Но когда они после похвал и заигрываний перешли к поглаживаниям, она сразу дала по рукам — одному, другому…
А третий, самый неразговорчивый, вдруг повалил ее прямо на стол, на пустые тарелки и стопки. Это было до того по-дурацки, что она даже не испугалась, а попыталась его сбросить с себя, словно невесть откуда свалившийся мешок. Но мешок пиявкой всосался в ее рот, а его дружки с двух сторон схватили ее за ноги и стали тянуть в разные стороны. А она с утра всего и накинула халат поверх ночнушки…
Она и сама не знала, что так лихорадочно пытается нашарить, наверно, чтонибудь твердое, не больше, но когда почувствовала в руке деревянную рукоятку, уже действовала, как машина: изо всей силы, докуда дотянулась, всадила навалившемуся нож в задницу. Он с воплем подскочил, и она, взлетев за ним пружиной, вбила лезвие в клетчатый жирный бок. Он охнул и осел. Она такой же пружиной
развернулась к правому (он медленно распрямлялся, а нижняя челюсть еще медленнее отъезжала книзу) и без промаха ударила его в ямку возле шеи, — тот хекнул, будто колол дрова, и она успела выдернуть нож раньше, чем тот успел схватиться за раненое место. Он сразу и схватился, и отшатнулся, и загремел через табуретку. Третий бросился бежать, но споткнулся о порог, и она ударила его в спину — раз, другой, третий, четвертый, пятый…
Вернулась в комнату. Корчился и матерился на полу один только первый, — держась за бок, задирал рубаху, пытался заглянуть, чего там делается, — она добила его с одного удара. Затем поставила табурет на ножки и, не двигаясь, просидела до темноты. Темнело уже рано, но она не шевелилась, пока не поняла, что Колька не приедет. А потом до нее дошло, что эту шатию, наверно, никто не видел, а и видел, так не обратил внимания, по поселку много шарится таких.

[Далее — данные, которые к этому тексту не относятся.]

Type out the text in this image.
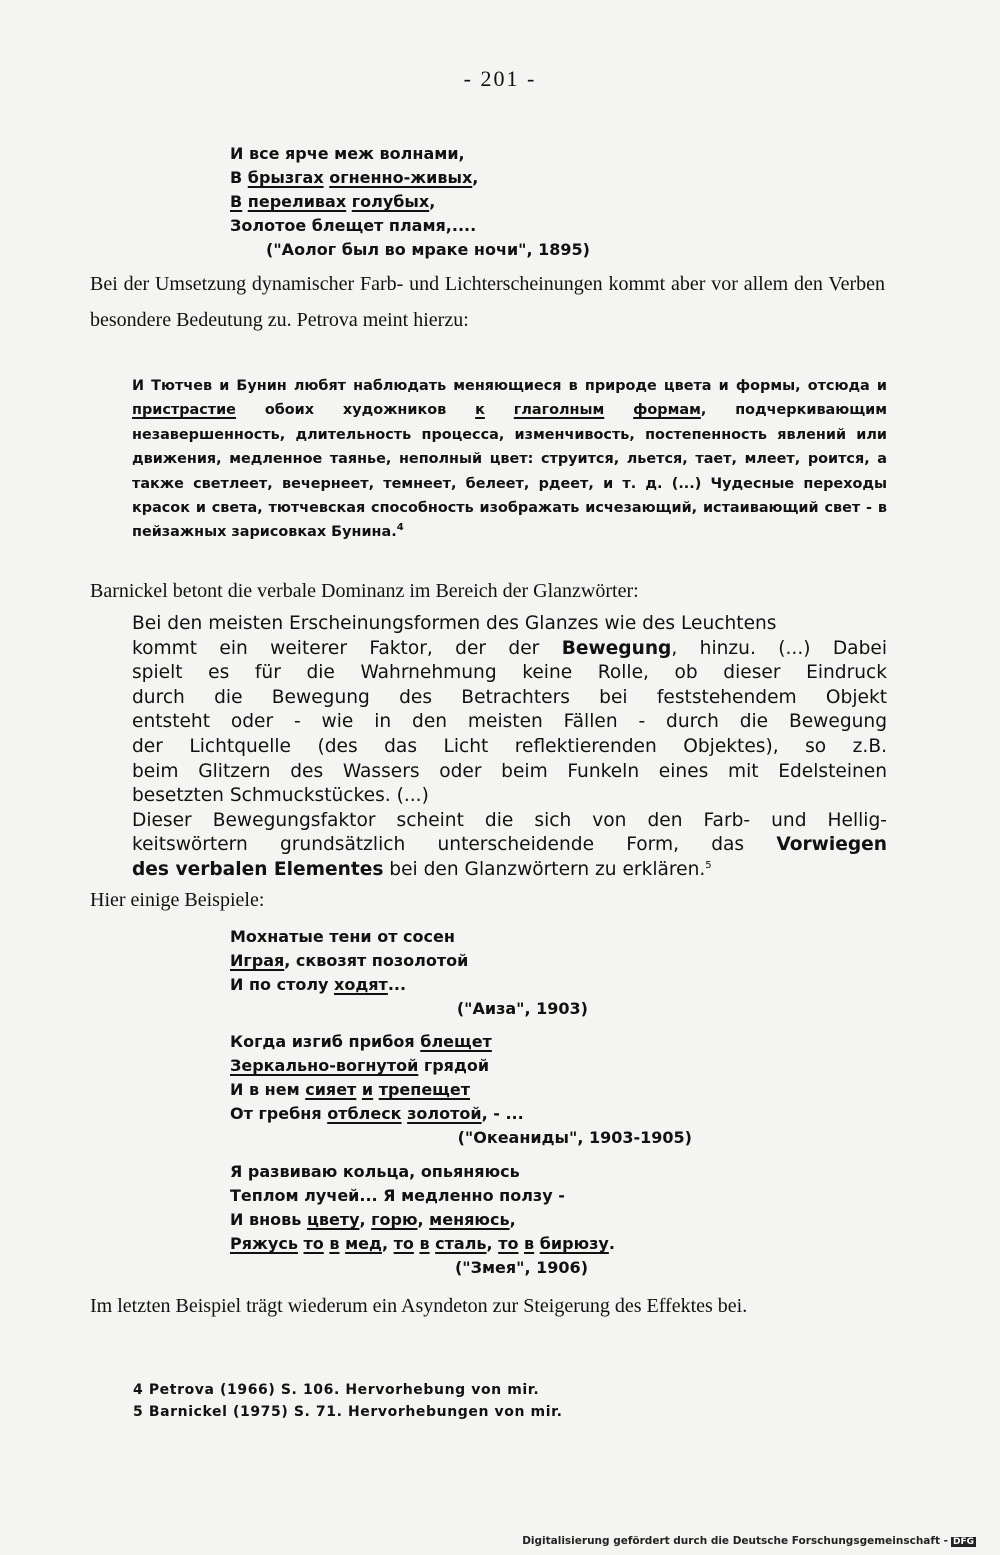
- 201 -
И все ярче меж волнами,
В брызгах огненно-живых,
В переливах голубых,
Золотое блещет пламя,....
("Аолог был во мраке ночи", 1895)
Bei der Umsetzung dynamischer Farb- und Lichterscheinungen kommt aber vor allem den Verben besondere Bedeutung zu. Petrova meint hierzu:
И Тютчев и Бунин любят наблюдать меняющиеся в природе цвета и формы, отсюда и пристрастие обоих художников к глаголным формам, подчеркивающим незавершенность, длительность процесса, изменчивость, постепенность явлений или движения, медленное таянье, неполный цвет: струится, льется, тает, млеет, роится, а также светлеет, вечернеет, темнеет, белеет, рдеет, и т. д. (...) Чудесные переходы красок и света, тютчевская способность изображать исчезающий, истаивающий свет - в пейзажных зарисовках Бунина.$^4$
Barnickel betont die verbale Dominanz im Bereich der Glanzwörter:
Bei den meisten Erscheinungsformen des Glanzes wie des Leuchtens
kommt ein weiterer Faktor, der der Bewegung, hinzu. (...) Dabei
spielt es für die Wahrnehmung keine Rolle, ob dieser Eindruck
durch die Bewegung des Betrachters bei feststehendem Objekt
entsteht oder - wie in den meisten Fällen - durch die Bewegung
der Lichtquelle (des das Licht reflektierenden Objektes), so z.B.
beim Glitzern des Wassers oder beim Funkeln eines mit Edelsteinen
besetzten Schmuckstückes. (...)
Dieser Bewegungsfaktor scheint die sich von den Farb- und Hellig-
keitswörtern grundsätzlich unterscheidende Form, das Vorwiegen
des verbalen Elementes bei den Glanzwörtern zu erklären.$^5$
Hier einige Beispiele:
Мохнатые тени от сосен
Играя, сквозят позолотой
И по столу ходят...
("Аиза", 1903)
Когда изгиб прибоя блещет
Зеркально-вогнутой грядой
И в нем сияет и трепещет
От гребня отблеск золотой, - ...
("Океаниды", 1903-1905)
Я развиваю кольца, опьяняюсь
Теплом лучей... Я медленно ползу -
И вновь цвету, горю, меняюсь,
Ряжусь то в мед, то в сталь, то в бирюзу.
("Змея", 1906)
Im letzten Beispiel trägt wiederum ein Asyndeton zur Steigerung des Effektes bei.
4 Petrova (1966) S. 106. Hervorhebung von mir.
5 Barnickel (1975) S. 71. Hervorhebungen von mir.
Digitalisierung gefördert durch die Deutsche Forschungsgemeinschaft - DFG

Черная зубчатая стена елей начиналась сразу за бараком, опушку заменяла свалка — стаскивали туда кто во что горазд. Она, надрываясь и задыхаясь, среди непроглядной мокрой тьмы поочередно отволокла всех трех на их же плащах к ржавым ведрам и прогнившему тряпью, не чувствуя ни малейшей брезгливости, разгребла помойку руками, бесконечно долго на ощупь рыла яму, потом на ощупь же стянула туда все три тела и, хрипя уже не горлом, а грудью, то лопатой, то руками засыпала их мокрой землей; притаптывать не стала, побоялась топтаться на людях, лишь, ползая на четвереньках, постаралась нагрести туда побольше всякой дряни.
Потом бесконечно рвала на тряпки старые платья и отмывала загустевшую кровь; кровавыми тряпками набила два полиэтиленовых мешка и сволокла уже на нормальную помойку, сложенную из шпал. Обычно она стучала по люку, чтобы отогнать крыс, но на этот раз все сделала тихо и даже не побоялась задвинуть мешки поглубже. А потом заснула как убитая, не раздеваясь и не разобрав постель.
Колька приехал лишь к обеду, злой (угодил в вытрезвиловку), рук ее ободранных не заметил, спросил только: «Ты чего как пыльным мешком шандарахнутая?» Знал бы он, что это был за мешок…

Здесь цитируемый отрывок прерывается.